Я обняла ее так быстро, что сумка слетела с плеча и ударилась о стену. Мама была холодная. Вся. И тонкая какая-то, будто в этом коридоре из нее вытянули сразу все силы, оставив только привычку держаться прямо.
— Почему ты сразу не дозвонилась? — прошептала я ей в волосы.
Это был глупый вопрос. Почти обвинение. Почти обида ребенка, который не хочет признавать, что взрослые тоже могут не справляться.

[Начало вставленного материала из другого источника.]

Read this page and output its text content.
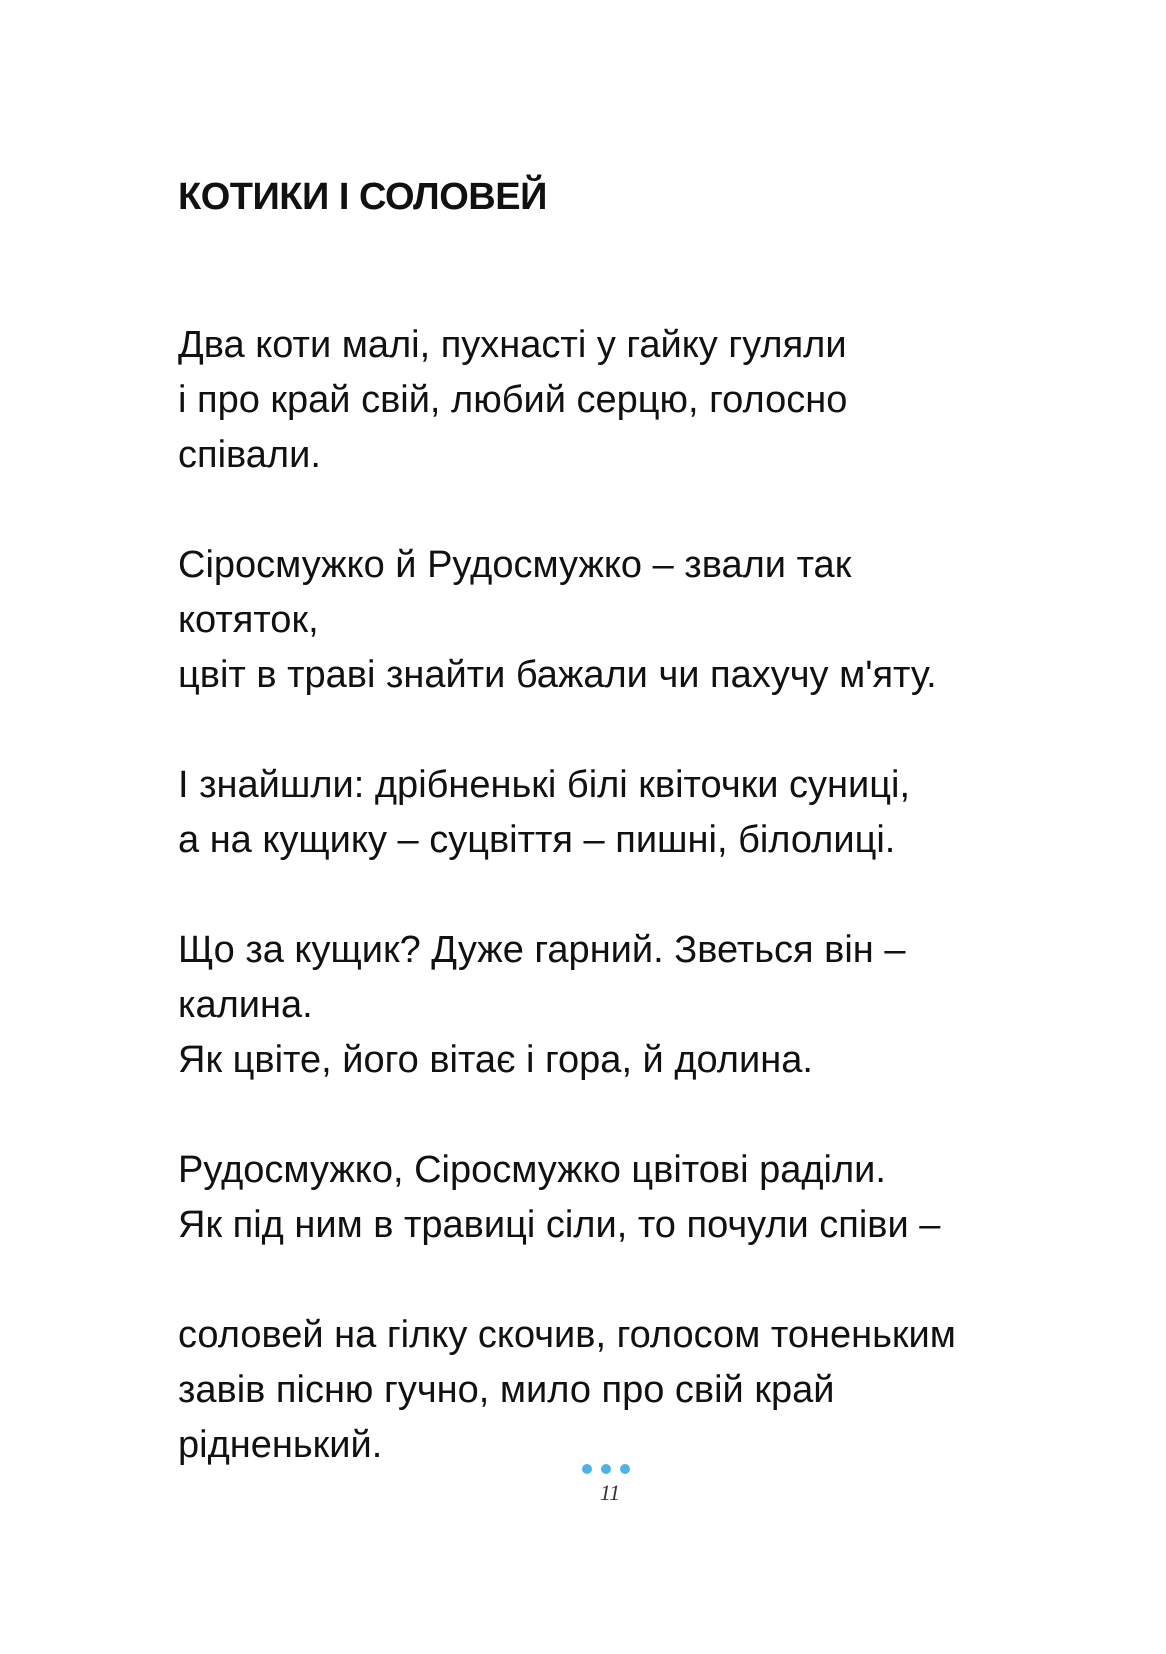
КОТИКИ І СОЛОВЕЙ

Два коти малі, пухнасті у гайку гуляли
і про край свій, любий серцю, голосно
співали.

Сіросмужко й Рудосмужко – звали так
котяток,
цвіт в траві знайти бажали чи пахучу м'яту.

І знайшли: дрібненькі білі квіточки суниці,
а на кущику – суцвіття – пишні, білолиці.

Що за кущик? Дуже гарний. Зветься він –
калина.
Як цвіте, його вітає і гора, й долина.

Рудосмужко, Сіросмужко цвітові раділи.
Як під ним в травиці сіли, то почули співи –

соловей на гілку скочив, голосом тоненьким
завів пісню гучно, мило про свій край
рідненький.

11
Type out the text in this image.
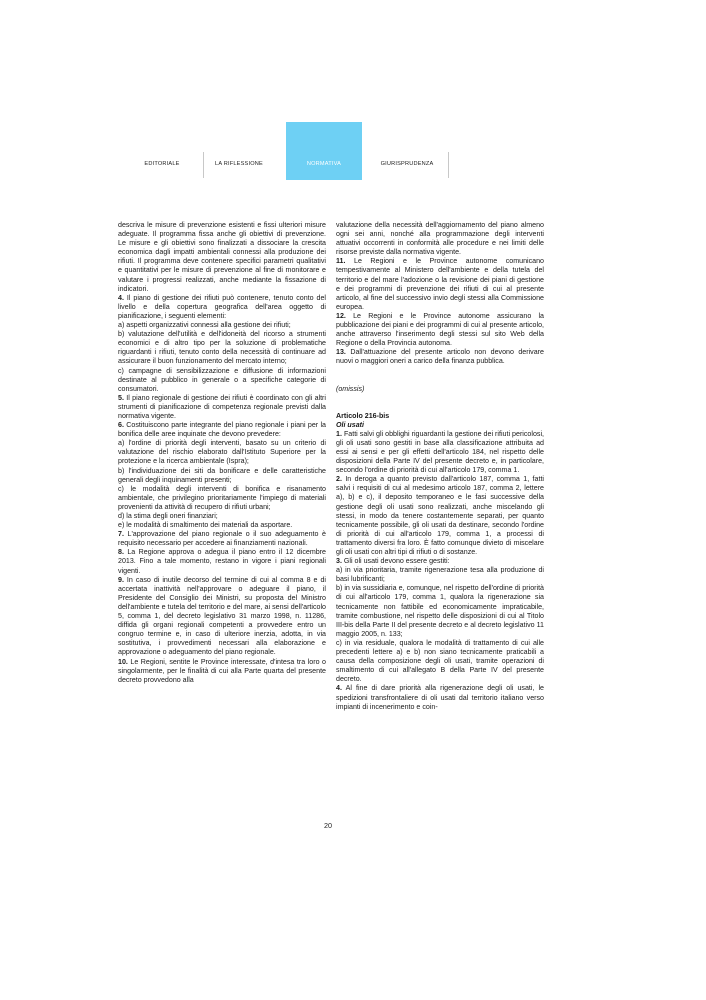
EDITORIALE	LA RIFLESSIONE	NORMATIVA	GIURISPRUDENZA

descriva le misure di prevenzione esistenti e fissi ulteriori misure adeguate. Il programma fissa anche gli obiettivi di prevenzione. Le misure e gli obiettivi sono finalizzati a dissociare la crescita economica dagli impatti ambientali connessi alla produzione dei rifiuti. Il programma deve contenere specifici parametri qualitativi e quantitativi per le misure di prevenzione al fine di monitorare e valutare i progressi realizzati, anche mediante la fissazione di indicatori.

4. Il piano di gestione dei rifiuti può contenere, tenuto conto del livello e della copertura geografica dell'area oggetto di pianificazione, i seguenti elementi:

a) aspetti organizzativi connessi alla gestione dei rifiuti;

b) valutazione dell'utilità e dell'idoneità del ricorso a strumenti economici e di altro tipo per la soluzione di problematiche riguardanti i rifiuti, tenuto conto della necessità di continuare ad assicurare il buon funzionamento del mercato interno;

c) campagne di sensibilizzazione e diffusione di informazioni destinate al pubblico in generale o a specifiche categorie di consumatori.

5. Il piano regionale di gestione dei rifiuti è coordinato con gli altri strumenti di pianificazione di competenza regionale previsti dalla normativa vigente.

6. Costituiscono parte integrante del piano regionale i piani per la bonifica delle aree inquinate che devono prevedere:

a) l'ordine di priorità degli interventi, basato su un criterio di valutazione del rischio elaborato dall'Istituto Superiore per la protezione e la ricerca ambientale (Ispra);

b) l'individuazione dei siti da bonificare e delle caratteristiche generali degli inquinamenti presenti;

c) le modalità degli interventi di bonifica e risanamento ambientale, che privilegino prioritariamente l'impiego di materiali provenienti da attività di recupero di rifiuti urbani;

d) la stima degli oneri finanziari;

e) le modalità di smaltimento dei materiali da asportare.

7. L'approvazione del piano regionale o il suo adeguamento è requisito necessario per accedere ai finanziamenti nazionali.

8. La Regione approva o adegua il piano entro il 12 dicembre 2013. Fino a tale momento, restano in vigore i piani regionali vigenti.

9. In caso di inutile decorso del termine di cui al comma 8 e di accertata inattività nell'approvare o adeguare il piano, il Presidente del Consiglio dei Ministri, su proposta del Ministro dell'ambiente e tutela del territorio e del mare, ai sensi dell'articolo 5, comma 1, del decreto legislativo 31 marzo 1998, n. 11286, diffida gli organi regionali competenti a provvedere entro un congruo termine e, in caso di ulteriore inerzia, adotta, in via sostitutiva, i provvedimenti necessari alla elaborazione e approvazione o adeguamento del piano regionale.

10. Le Regioni, sentite le Province interessate, d'intesa tra loro o singolarmente, per le finalità di cui alla Parte quarta del presente decreto provvedono alla

valutazione della necessità dell'aggiornamento del piano almeno ogni sei anni, nonché alla programmazione degli interventi attuativi occorrenti in conformità alle procedure e nei limiti delle risorse previste dalla normativa vigente.

11. Le Regioni e le Province autonome comunicano tempestivamente al Ministero dell'ambiente e della tutela del territorio e del mare l'adozione o la revisione dei piani di gestione e dei programmi di prevenzione dei rifiuti di cui al presente articolo, al fine del successivo invio degli stessi alla Commissione europea.

12. Le Regioni e le Province autonome assicurano la pubblicazione dei piani e dei programmi di cui al presente articolo, anche attraverso l'inserimento degli stessi sul sito Web della Regione o della Provincia autonoma.

13. Dall'attuazione del presente articolo non devono derivare nuovi o maggiori oneri a carico della finanza pubblica.

(omissis)

Articolo 216-bis

Oli usati

1. Fatti salvi gli obblighi riguardanti la gestione dei rifiuti pericolosi, gli oli usati sono gestiti in base alla classificazione attribuita ad essi ai sensi e per gli effetti dell'articolo 184, nel rispetto delle disposizioni della Parte IV del presente decreto e, in particolare, secondo l'ordine di priorità di cui all'articolo 179, comma 1.

2. In deroga a quanto previsto dall'articolo 187, comma 1, fatti salvi i requisiti di cui al medesimo articolo 187, comma 2, lettere a), b) e c), il deposito temporaneo e le fasi successive della gestione degli oli usati sono realizzati, anche miscelando gli stessi, in modo da tenere costantemente separati, per quanto tecnicamente possibile, gli oli usati da destinare, secondo l'ordine di priorità di cui all'articolo 179, comma 1, a processi di trattamento diversi fra loro. È fatto comunque divieto di miscelare gli oli usati con altri tipi di rifiuti o di sostanze.

3. Gli oli usati devono essere gestiti:

a) in via prioritaria, tramite rigenerazione tesa alla produzione di basi lubrificanti;

b) in via sussidiaria e, comunque, nel rispetto dell'ordine di priorità di cui all'articolo 179, comma 1, qualora la rigenerazione sia tecnicamente non fattibile ed economicamente impraticabile, tramite combustione, nel rispetto delle disposizioni di cui al Titolo III-bis della Parte II del presente decreto e al decreto legislativo 11 maggio 2005, n. 133;

c) in via residuale, qualora le modalità di trattamento di cui alle precedenti lettere a) e b) non siano tecnicamente praticabili a causa della composizione degli oli usati, tramite operazioni di smaltimento di cui all'allegato B della Parte IV del presente decreto.

4. Al fine di dare priorità alla rigenerazione degli oli usati, le spedizioni transfrontaliere di oli usati dal territorio italiano verso impianti di incenerimento e coin-

20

— Дозванивалась, — так же тихо ответила мама. — Ты не брала. А потом… я не знала, что делать.
Я закрыла глаза.
Ну конечно.
Я. Не. Брала.
Потому что слишком увлеклась своей гордой автономией и жизнью по принципу «мир — это рассадник неприятных сюрпризов, не отвечаем никому».
Какая прелесть.
— Прости, — сказала я.
И мама вдруг крепче сжала меня.
— Ты приехала. Всё. Больше ничего не надо.
Ах нет, мама. Надо. Еще как надо. Чтобы папа поправился. Чтобы сердце у него не шалило. Чтобы этот день откатился назад хотя бы часов на двенадцать. Чтобы бывшие мужья не стояли за моим плечом так, словно по-прежнему имеют место в этой семейной боли. Чтобы мне не хотелось одновременно разреветься, кого-нибудь ударить и срочно выпить литр сладкого чая.
Мама отстранилась и перевела взгляд на Андрея.
— Спасибо, что привез, — сказала она просто.
Он кивнул.
— Как он?
— Дремлет. Врач сказал, что сейчас главное — покой.
Мама говорила ровно, но я слышала, как дрожит у нее голос. Тонко. Почти незаметно. Так дрожат натянутые шторы в доме, где кто-то недавно хлопнул дверью.
— Можно к нему? — спросила я.
— Конечно. Только спокойно, Никуш. Не пугай его.
Я едва не рассмеялась.
Поздно, мама.
Пугать людей — это у нас, похоже, семейная традиция. Кто инфарктом, кто разводом, кто внезапным воскресением из прошлого.
Я приоткрыла дверь и вошла в палату.
Папа лежал на кровати слишком неподвижно для человека, которого я помнила как вечный мотор в теле упрямого дачника. Лицо посерело, под глазами легли темные круги, одна рука лежала поверх одеяла, и на ней так нелепо, так чужеродно смотрелся больничный браслет, что мне захотелось сорвать его и выбросить к черту вместе со всем этим отделением.